“O mother, why would you not let us come near you?” exclaimed Maria, as she, too, shared in the fond embrace.
“For your own sakes, my darlings; only for your own sakes. I had called on Mrs. Peters, as I had promised, on my way; and not till I had entered into her cottage did I know that her only son was then lying there dangerously ill of the scarlet fever.”
“Poor Robin!” cried the little girls, full of sympathy for the trouble of their neighbour. “Is not that fever terrible and infectious?”

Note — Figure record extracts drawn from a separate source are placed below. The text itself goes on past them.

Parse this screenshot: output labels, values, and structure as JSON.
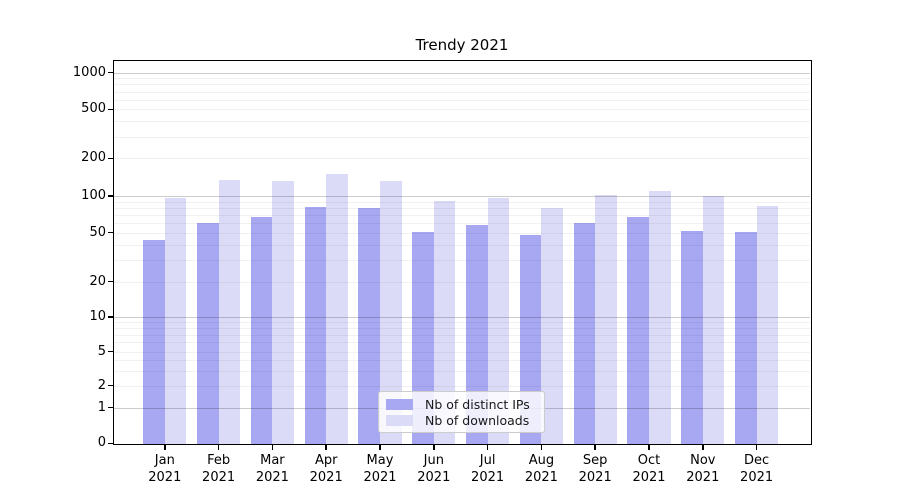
{
  "figure": {
    "title": "Trendy 2021"
  },
  "chart_data": {
    "type": "bar",
    "title": "Trendy 2021",
    "categories": [
      "Jan 2021",
      "Feb 2021",
      "Mar 2021",
      "Apr 2021",
      "May 2021",
      "Jun 2021",
      "Jul 2021",
      "Aug 2021",
      "Sep 2021",
      "Oct 2021",
      "Nov 2021",
      "Dec 2021"
    ],
    "x_labels": [
      {
        "line1": "Jan",
        "line2": "2021"
      },
      {
        "line1": "Feb",
        "line2": "2021"
      },
      {
        "line1": "Mar",
        "line2": "2021"
      },
      {
        "line1": "Apr",
        "line2": "2021"
      },
      {
        "line1": "May",
        "line2": "2021"
      },
      {
        "line1": "Jun",
        "line2": "2021"
      },
      {
        "line1": "Jul",
        "line2": "2021"
      },
      {
        "line1": "Aug",
        "line2": "2021"
      },
      {
        "line1": "Sep",
        "line2": "2021"
      },
      {
        "line1": "Oct",
        "line2": "2021"
      },
      {
        "line1": "Nov",
        "line2": "2021"
      },
      {
        "line1": "Dec",
        "line2": "2021"
      }
    ],
    "series": [
      {
        "name": "Nb of distinct IPs",
        "color": "#a8a8f2",
        "values": [
          44,
          60,
          68,
          81,
          80,
          51,
          58,
          48,
          60,
          68,
          52,
          51
        ]
      },
      {
        "name": "Nb of downloads",
        "color": "#dbdbf8",
        "values": [
          96,
          134,
          132,
          150,
          132,
          91,
          96,
          80,
          102,
          111,
          100,
          83
        ]
      }
    ],
    "yscale": "symlog",
    "yticks": [
      1000,
      500,
      200,
      100,
      50,
      20,
      10,
      5,
      2,
      1,
      0
    ],
    "ylim": [
      0,
      1300
    ],
    "grid": true,
    "legend_position": "lower center",
    "axis_color": "#000000",
    "major_grid_color": "#cccccc",
    "minor_grid_color": "#f0f0f0"
  }
}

“Most infectious, my children; and I own that I felt grieved and frightened at having entered the house. I fear not for myself. Were it not for you I should have offered to remain to help to nurse the poor boy: but I dreaded lest I might be carrying here death in my very clothes—that I might be bringing misery into my own happy home; and not till I had laid aside my bonnet and large cloak did I dare to embrace my children. You met me so eagerly at the door that I was obliged to call out very hastily, or you would have been in my arms before I could stop you; and I had no time for explanations then.”

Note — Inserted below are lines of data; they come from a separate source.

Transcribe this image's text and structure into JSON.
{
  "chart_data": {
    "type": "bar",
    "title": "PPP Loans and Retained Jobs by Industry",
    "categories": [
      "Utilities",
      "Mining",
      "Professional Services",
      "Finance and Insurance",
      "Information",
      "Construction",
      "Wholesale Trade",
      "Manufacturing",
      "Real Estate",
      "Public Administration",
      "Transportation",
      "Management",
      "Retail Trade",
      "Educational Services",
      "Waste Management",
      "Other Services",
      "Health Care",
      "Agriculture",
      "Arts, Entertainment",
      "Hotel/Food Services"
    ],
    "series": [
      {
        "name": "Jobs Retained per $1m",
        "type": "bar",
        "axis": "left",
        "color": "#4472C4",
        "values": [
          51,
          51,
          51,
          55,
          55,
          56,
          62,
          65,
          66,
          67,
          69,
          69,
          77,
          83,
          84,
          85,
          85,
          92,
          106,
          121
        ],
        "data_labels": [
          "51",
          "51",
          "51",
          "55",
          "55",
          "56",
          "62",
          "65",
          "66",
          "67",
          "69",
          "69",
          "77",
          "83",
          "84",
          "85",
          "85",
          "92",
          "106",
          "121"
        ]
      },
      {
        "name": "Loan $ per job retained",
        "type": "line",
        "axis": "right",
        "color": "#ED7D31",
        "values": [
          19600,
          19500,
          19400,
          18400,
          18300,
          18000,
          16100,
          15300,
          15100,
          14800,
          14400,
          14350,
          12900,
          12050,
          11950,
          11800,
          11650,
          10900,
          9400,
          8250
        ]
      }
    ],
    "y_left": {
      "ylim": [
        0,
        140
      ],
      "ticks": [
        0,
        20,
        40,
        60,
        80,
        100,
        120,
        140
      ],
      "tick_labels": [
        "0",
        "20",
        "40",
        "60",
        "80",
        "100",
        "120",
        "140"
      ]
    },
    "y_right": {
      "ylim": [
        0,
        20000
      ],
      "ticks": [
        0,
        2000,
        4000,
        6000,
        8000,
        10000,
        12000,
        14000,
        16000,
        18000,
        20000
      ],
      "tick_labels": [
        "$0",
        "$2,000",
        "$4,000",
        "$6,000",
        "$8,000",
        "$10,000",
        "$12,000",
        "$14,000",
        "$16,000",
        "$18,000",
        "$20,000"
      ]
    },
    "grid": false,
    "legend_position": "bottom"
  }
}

“Mother had good reasons,” said Maria to herself: “how strange it was that I ever could doubt her!”
“And how is poor Mrs. Peters?” inquired Mary, as her mother took a chair near the fire, and her little daughters seated themselves at her feet. “She is so fond of her son!—she could not live without him. How does she bear this terrible trial?”
“Like a Christian,” replied her mother—“like one who knows that all events are in the hands of an all-wise Being, who does not willingly afflict His children. All her hopes and her fears are laid before Him in prayer; and having used all human means to preserve her son, she now rests humbly on the infinite mercy of the Lord, who ordereth all things well. She has been given that trusting, confiding spirit which is so pleasing in the sight of Heaven.”
“Ah, that is what I want!” murmured Maria, hiding her head on her parent’s knee. “Mother, I have learned a lesson to-day from the pain which it cost me to doubt your love, and the shame that I feel now that I ever could have done so. Mary deserved your first kiss, mother. I can love, very greatly love; but she can both love and trust.”